Parallelizing `linalg.eig` using sharding fails #26379

mfschubert · 2025-02-07T01:16:10Z

Description

I am trying to run perform nonsymmetric eigendecomposition using linalg.eig on several matrices in parallel, since linalg.eig only uses a single CPU core. I don't get the expected acceleration, and in fact the sharding of the input array is not carried over to the output.

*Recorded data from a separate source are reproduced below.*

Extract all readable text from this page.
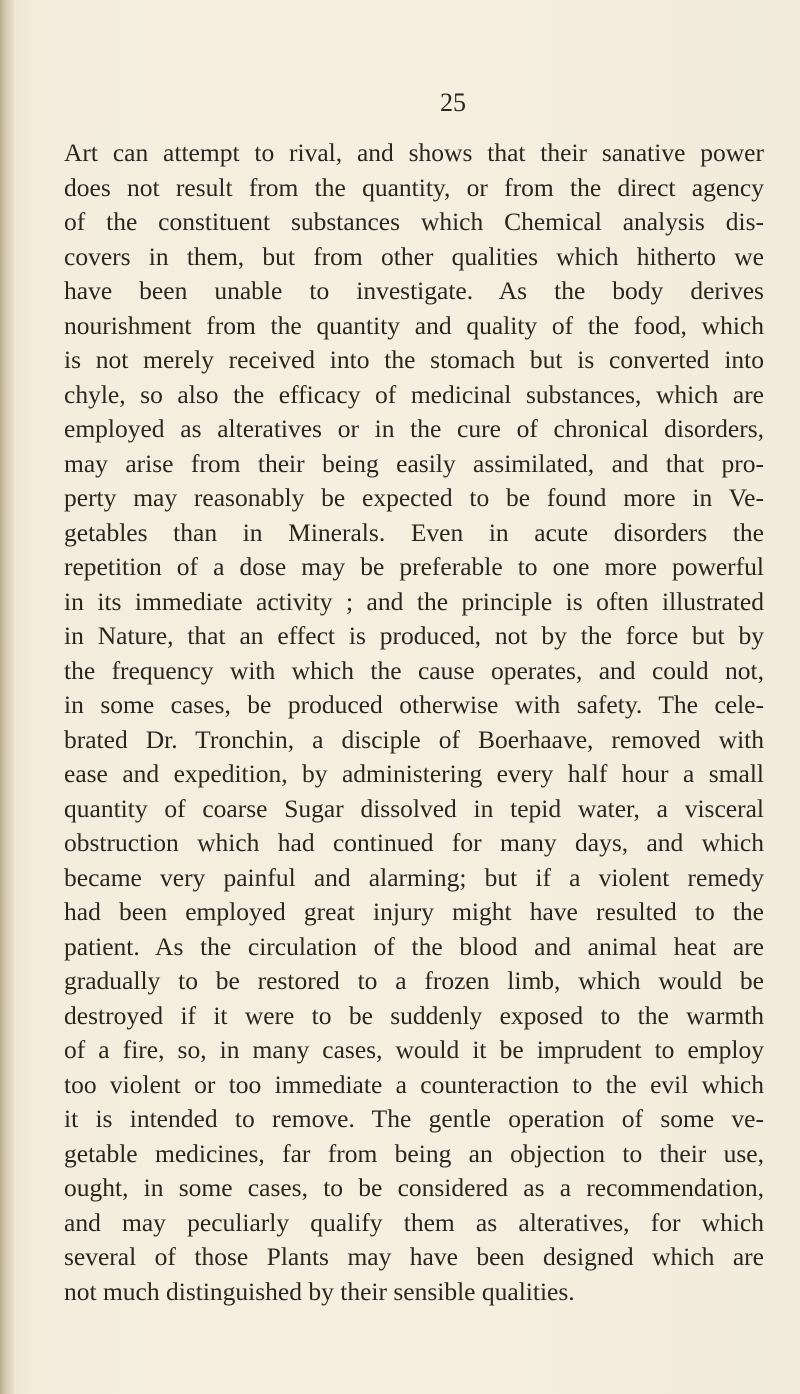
25
Art can attempt to rival, and shows that their sanative power
does not result from the quantity, or from the direct agency
of the constituent substances which Chemical analysis dis-
covers in them, but from other qualities which hitherto we
have been unable to investigate. As the body derives
nourishment from the quantity and quality of the food, which
is not merely received into the stomach but is converted into
chyle, so also the efficacy of medicinal substances, which are
employed as alteratives or in the cure of chronical disorders,
may arise from their being easily assimilated, and that pro-
perty may reasonably be expected to be found more in Ve-
getables than in Minerals. Even in acute disorders the
repetition of a dose may be preferable to one more powerful
in its immediate activity ; and the principle is often illustrated
in Nature, that an effect is produced, not by the force but by
the frequency with which the cause operates, and could not,
in some cases, be produced otherwise with safety. The cele-
brated Dr. Tronchin, a disciple of Boerhaave, removed with
ease and expedition, by administering every half hour a small
quantity of coarse Sugar dissolved in tepid water, a visceral
obstruction which had continued for many days, and which
became very painful and alarming; but if a violent remedy
had been employed great injury might have resulted to the
patient. As the circulation of the blood and animal heat are
gradually to be restored to a frozen limb, which would be
destroyed if it were to be suddenly exposed to the warmth
of a fire, so, in many cases, would it be imprudent to employ
too violent or too immediate a counteraction to the evil which
it is intended to remove. The gentle operation of some ve-
getable medicines, far from being an objection to their use,
ought, in some cases, to be considered as a recommendation,
and may peculiarly qualify them as alteratives, for which
several of those Plants may have been designed which are
not much distinguished by their sensible qualities.
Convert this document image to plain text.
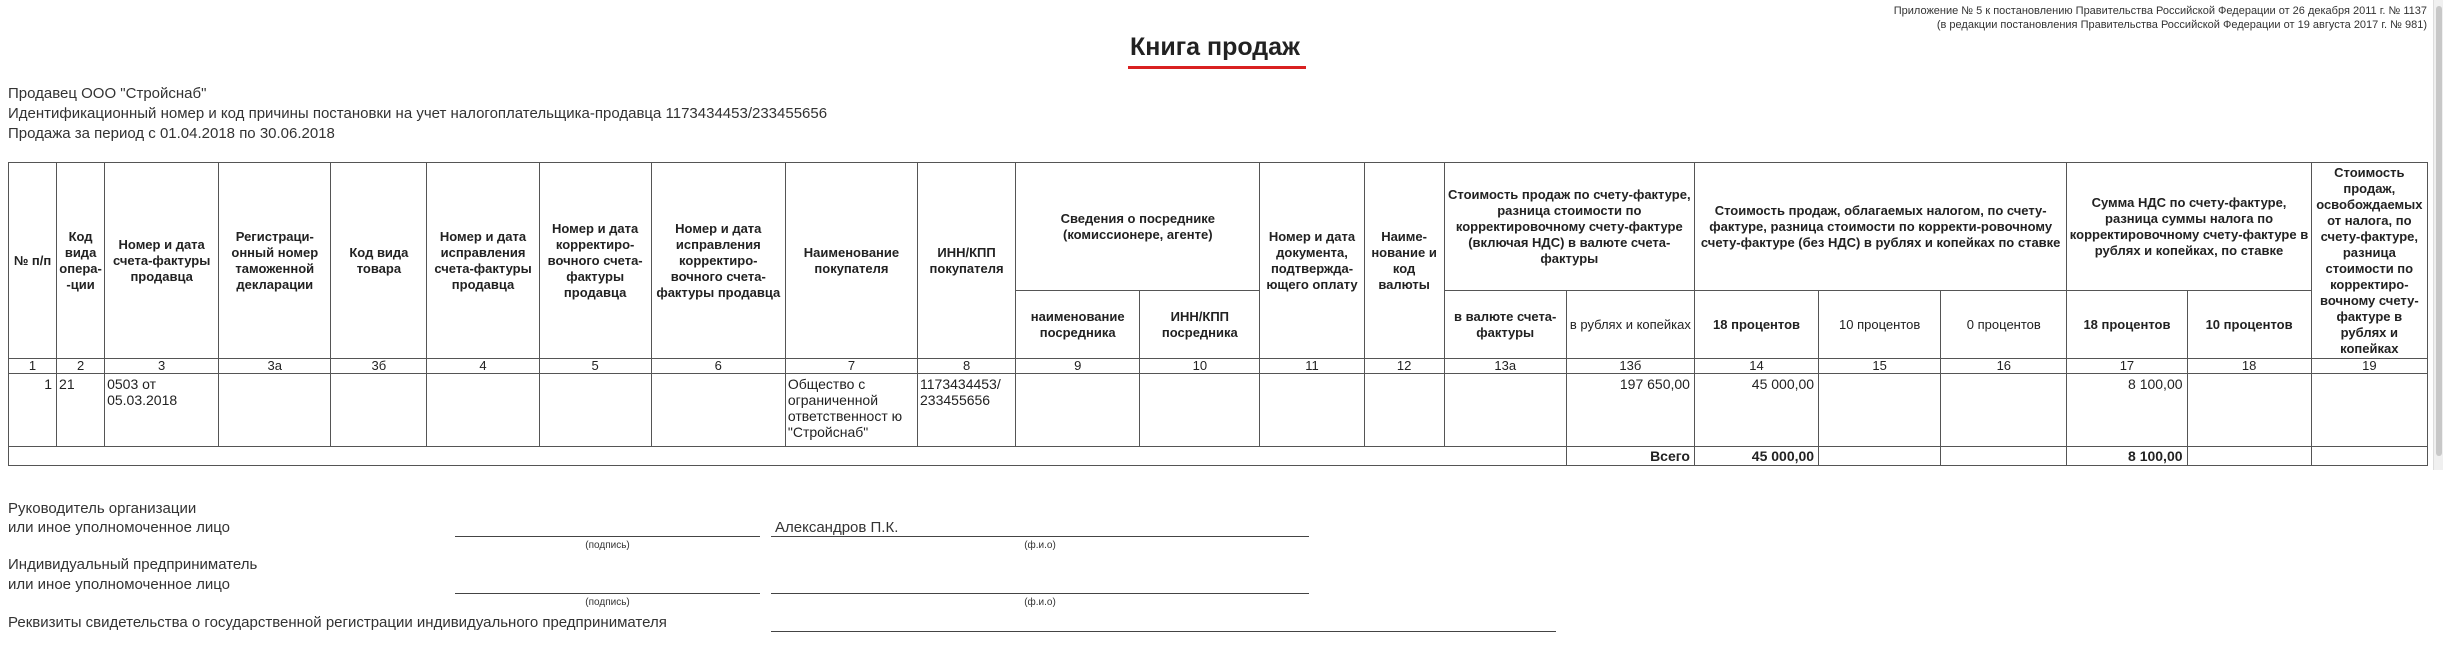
Приложение № 5 к постановлению Правительства Российской Федерации от 26 декабря 2011 г. № 1137
(в редакции постановления Правительства Российской Федерации от 19 августа 2017 г. № 981)
Книга продаж
Продавец ООО "Стройснаб"
Идентификационный номер и код причины постановки на учет налогоплательщика-продавца 1173434453/233455656
Продажа за период с 01.04.2018 по 30.06.2018
№ п/п	Код вида опера--ции	Номер и дата счета-фактуры продавца	Регистраци-онный номер таможенной декларации	Код вида товара	Номер и дата исправления счета-фактуры продавца	Номер и дата корректиро-вочного счета-фактуры продавца	Номер и дата исправления корректиро-вочного счета-фактуры продавца	Наименование покупателя	ИНН/КПП покупателя	Сведения о посреднике (комиссионере, агенте)		Номер и дата документа, подтвержда-ющего оплату	Наиме-нование и код валюты	Стоимость продаж по счету-фактуре, разница стоимости по корректировочному счету-фактуре (включая НДС) в валюте счета-фактуры		Стоимость продаж, облагаемых налогом, по счету-фактуре, разница стоимости по корректи-ровочному счету-фактуре (без НДС) в рублях и копейках по ставке			Сумма НДС по счету-фактуре, разница суммы налога по корректировочному счету-фактуре в рублях и копейках, по ставке		Стоимость продаж, освобождаемых от налога, по счету-фактуре, разница стоимости по корректиро-вочному счету-фактуре в рублях и копейках
										наименование посредника	ИНН/КПП посредника			в валюте счета-фактуры	в рублях и копейках	18 процентов	10 процентов	0 процентов	18 процентов	10 процентов	
1	2	3	3а	3б	4	5	6	7	8	9	10	11	12	13а	13б	14	15	16	17	18	19
1	21	0503 от 05.03.2018						Общество с ограниченной ответственност ю "Стройснаб"	1173434453/ 233455656						197 650,00	45 000,00			8 100,00		
															Всего	45 000,00			8 100,00		
Руководитель организации
или иное уполномоченное лицо
(подпись)
Александров П.К.
(ф.и.о)
Индивидуальный предприниматель
или иное уполномоченное лицо
(подпись)	(ф.и.о)
Реквизиты свидетельства о государственной регистрации индивидуального предпринимателя
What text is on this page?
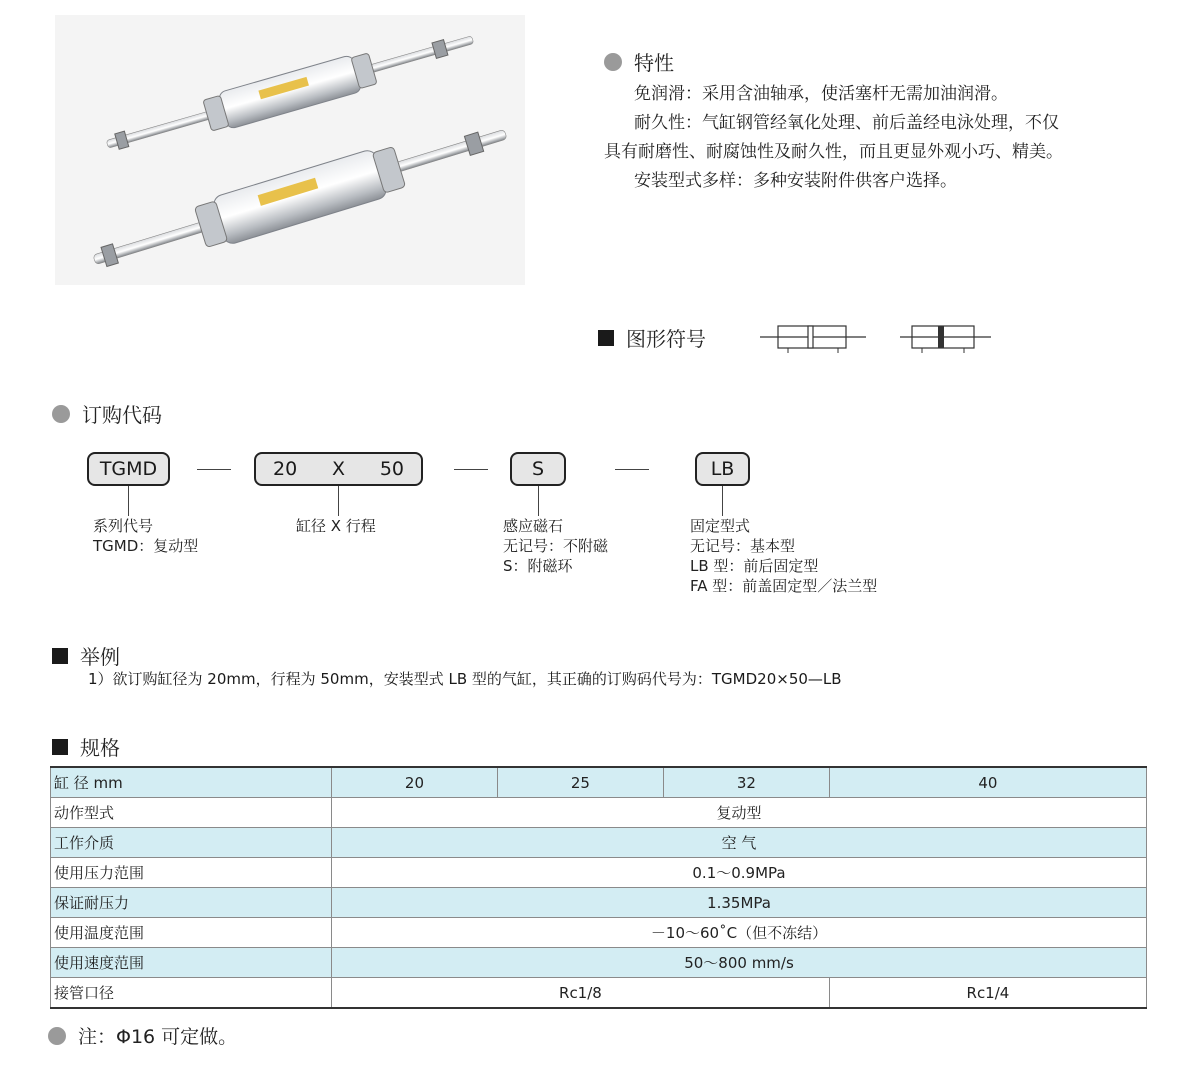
特性
免润滑：采用含油轴承，使活塞杆无需加油润滑。
耐久性：气缸钢管经氧化处理、前后盖经电泳处理，不仅
具有耐磨性、耐腐蚀性及耐久性，而且更显外观小巧、精美。
安装型式多样：多种安装附件供客户选择。
图形符号
订购代码
TGMD	20 X 50	S	LB
系列代号
TGMD：复动型
缸径 X 行程	感应磁石
无记号：不附磁
S：附磁环
固定型式
无记号：基本型
LB 型：前后固定型
FA 型：前盖固定型／法兰型
举例
1）欲订购缸径为 20mm，行程为 50mm，安装型式 LB 型的气缸，其正确的订购码代号为：TGMD20×50—LB
规格
缸 径 mm	20	25	32	40
动作型式	复动型			
工作介质	空 气			
使用压力范围	0.1～0.9MPa			
保证耐压力	1.35MPa			
使用温度范围	－10～60˚C（但不冻结）			
使用速度范围	50～800 mm/s			
接管口径	Rc1/8			Rc1/4
注：Φ16 可定做。
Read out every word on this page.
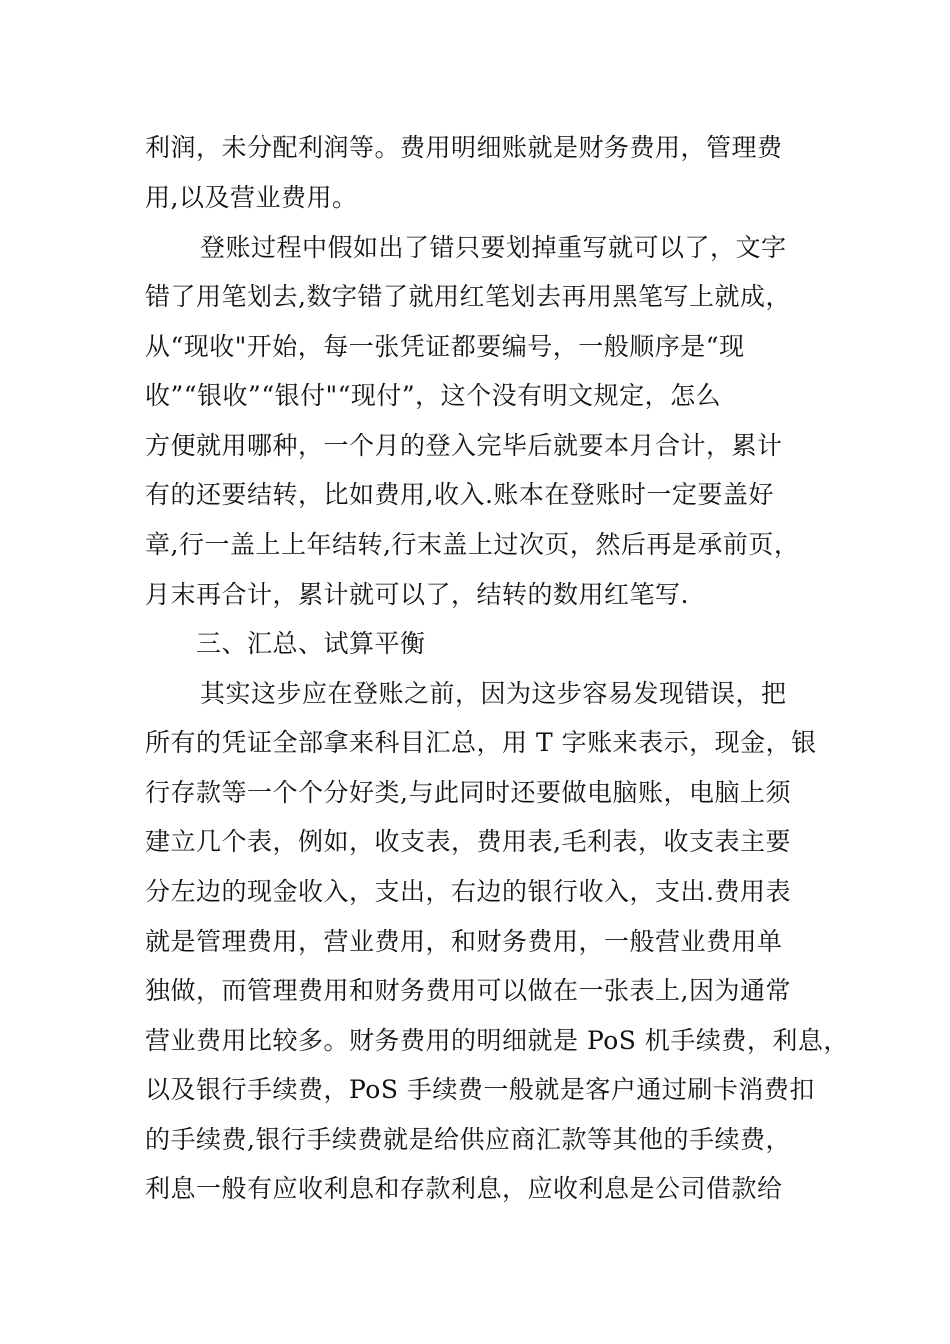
利润，未分配利润等。费用明细账就是财务费用，管理费
用,以及营业费用。
登账过程中假如出了错只要划掉重写就可以了，文字
错了用笔划去,数字错了就用红笔划去再用黑笔写上就成，
从“现收"开始，每一张凭证都要编号，一般顺序是“现
收”“银收”“银付"“现付”，这个没有明文规定，怎么
方便就用哪种，一个月的登入完毕后就要本月合计，累计
有的还要结转，比如费用,收入.账本在登账时一定要盖好
章,行一盖上上年结转,行末盖上过次页，然后再是承前页，
月末再合计，累计就可以了，结转的数用红笔写.
三、汇总、试算平衡
其实这步应在登账之前，因为这步容易发现错误，把
所有的凭证全部拿来科目汇总，用 T 字账来表示，现金，银
行存款等一个个分好类,与此同时还要做电脑账，电脑上须
建立几个表，例如，收支表，费用表,毛利表，收支表主要
分左边的现金收入，支出，右边的银行收入，支出.费用表
就是管理费用，营业费用，和财务费用，一般营业费用单
独做，而管理费用和财务费用可以做在一张表上,因为通常
营业费用比较多。财务费用的明细就是 PoS 机手续费，利息，
以及银行手续费，PoS 手续费一般就是客户通过刷卡消费扣
的手续费,银行手续费就是给供应商汇款等其他的手续费，
利息一般有应收利息和存款利息，应收利息是公司借款给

It seems that despite the sharding, only a single core is being used.

Here is the code I am using to attempt parallel eigendecomposition.

import os
os.environ["XLA_FLAGS"] = "--xla_force_host_platform_device_count=8"
import jax
import jax.numpy as jnp

print(f"cpu_count={len(jax.devices('cpu'))}")
m = jax.random.normal(jax.random.PRNGKey(0), (8, 256, 256))

mesh = jax.make_mesh((8,), ("batch",))
pspec = jax.sharding.PartitionSpec("batch")
sharding = jax.sharding.NamedSharding(mesh, pspec)
mp = jax.device_put(m, sharding)

jit_eigvec = jax.jit(lambda x: jnp.linalg.eig(x)[1])
eigvec = jit_eigvec(mp).block_until_ready()
%timeit jax.block_until_ready(jit_eigvec(mp))

# cpu_count=8
# 197 ms ± 1.94 ms per loop (mean ± std. dev. of 7 runs, 10 loops each)

I visualized thhe input and output shardings as follows:

jax.debug.visualize_array_sharding(mp[:, 0, 0])
jax.debug.visualize_array_sharding(eigvec[:, 0, 0])

which generates the following visualization for the input matrix and output eigenvectors.

And here is a baseline, no-sharding case for reference:

import jax
import jax.numpy as jnp

print(f"cpu_count={len(jax.devices('cpu'))}")
m = jax.random.normal(jax.random.PRNGKey(0), (8, 256, 256))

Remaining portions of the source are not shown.